Les Français du Pacifique
Si, nous avons mis en évidence le navigateur de Roquefeuil dans nos eaux canadiennes, mentionnons le nom de Louis Antoine de Bougainville (1729-1811) qui, après une brillante carrière diplomatique, puis dans l'armée, servit sous les ordres du général Louis marquis de Montcalm, à la Nouvelle France, donc chez nous. Il fit le tour de monde en trois ans, à bord du navire "La Boudeuse", pour se dédier ensuite à la marine, en somme un homme polyvalent.
Que dire d'un autre navigateur français qui a longé nos côtes, le grand Jean-François Galaup, comte de la Pérouse (1741-1788), avec ses deux navires "La Boussole" et "L'Astrolabe", pour se rendre en Alaska, l'été 1786: son nom a été donné à un glacier au pied du Mont Crillon (3924 m) ainsi qu'un mémorial La Pérouse, un cénotaphe à la mémoire de 21 de ses hommes morts lors de son expédition.

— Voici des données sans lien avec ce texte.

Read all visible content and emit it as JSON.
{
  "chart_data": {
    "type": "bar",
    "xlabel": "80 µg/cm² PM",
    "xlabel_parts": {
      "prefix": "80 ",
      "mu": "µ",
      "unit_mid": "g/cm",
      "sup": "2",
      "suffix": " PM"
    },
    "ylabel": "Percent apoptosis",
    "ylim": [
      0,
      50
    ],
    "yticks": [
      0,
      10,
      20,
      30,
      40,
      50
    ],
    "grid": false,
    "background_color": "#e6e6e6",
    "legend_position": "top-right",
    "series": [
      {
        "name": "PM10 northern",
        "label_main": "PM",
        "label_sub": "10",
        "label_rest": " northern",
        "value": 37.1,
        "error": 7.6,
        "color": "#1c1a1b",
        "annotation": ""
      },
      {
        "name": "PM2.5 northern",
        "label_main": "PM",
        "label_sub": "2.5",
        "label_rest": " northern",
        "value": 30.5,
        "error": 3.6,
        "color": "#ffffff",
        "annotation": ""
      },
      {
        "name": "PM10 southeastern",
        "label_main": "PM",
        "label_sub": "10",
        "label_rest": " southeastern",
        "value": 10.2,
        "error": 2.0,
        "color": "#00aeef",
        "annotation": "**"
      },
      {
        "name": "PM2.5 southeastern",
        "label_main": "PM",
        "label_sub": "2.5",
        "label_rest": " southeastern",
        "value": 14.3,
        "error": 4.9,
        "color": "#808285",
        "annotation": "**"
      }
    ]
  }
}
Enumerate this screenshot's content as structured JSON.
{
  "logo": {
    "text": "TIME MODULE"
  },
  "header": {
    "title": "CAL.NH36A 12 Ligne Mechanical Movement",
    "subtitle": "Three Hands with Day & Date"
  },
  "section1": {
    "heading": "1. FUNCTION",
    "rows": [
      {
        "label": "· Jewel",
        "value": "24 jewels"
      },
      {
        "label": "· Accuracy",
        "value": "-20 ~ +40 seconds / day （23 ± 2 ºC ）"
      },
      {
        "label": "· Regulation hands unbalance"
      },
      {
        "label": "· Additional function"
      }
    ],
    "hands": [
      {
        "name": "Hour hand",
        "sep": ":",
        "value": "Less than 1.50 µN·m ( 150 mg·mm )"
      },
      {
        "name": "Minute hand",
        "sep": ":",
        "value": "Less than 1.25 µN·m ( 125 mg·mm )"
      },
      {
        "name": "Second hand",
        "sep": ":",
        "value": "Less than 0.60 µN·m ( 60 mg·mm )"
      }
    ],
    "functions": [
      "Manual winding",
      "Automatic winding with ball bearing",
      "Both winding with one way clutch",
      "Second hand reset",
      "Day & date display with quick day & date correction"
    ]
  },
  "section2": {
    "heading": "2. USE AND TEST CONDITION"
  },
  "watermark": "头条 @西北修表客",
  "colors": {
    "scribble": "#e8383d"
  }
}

Le gouvernement français ayant appris que ce monument avait disparu ou mutillé, chargea le commandant Bousquet à bord de l'Aviso-escorteur "Amiral Charner" de se rendre à la Baie de Lituya (Juneau, Alaska) pour se rendre compte de ce qu'il en est.
L'Amiral Charnier avait mouillé dans nos eaux, en juillet 1978, le Consul de France, à l'époque, J. Galabru et J.P. Joannidès, directeur de l'Alliance Française, donnèrent une brillante réception aux officiers de l'Aviso-escorteur.
Le périple de notre héros, Camille-Joseph marquis de Roquefeuil nous porte à une digression sur les Français au Pacifique, tirée des "Nouvelles Editions Latines (1953)" sous le titre "L'Expansion française dans le Pacifique". De Roquefeuil, avec ses divers séjours en Californie, Jean-François de la Pérouse, à Monterey, la France avait joué un certain rôle dans la région et son histoire, mais estompés par l'agressivité des Britanniques et des Américains, qui avaient le nombre pour eux, ensuite les Français désavantagés par les guerres de la Révolution et de l'Empire, puis des gouvernements défaillants, n'empêche que la France désirait avoir une place sous le soleil du Pacifique.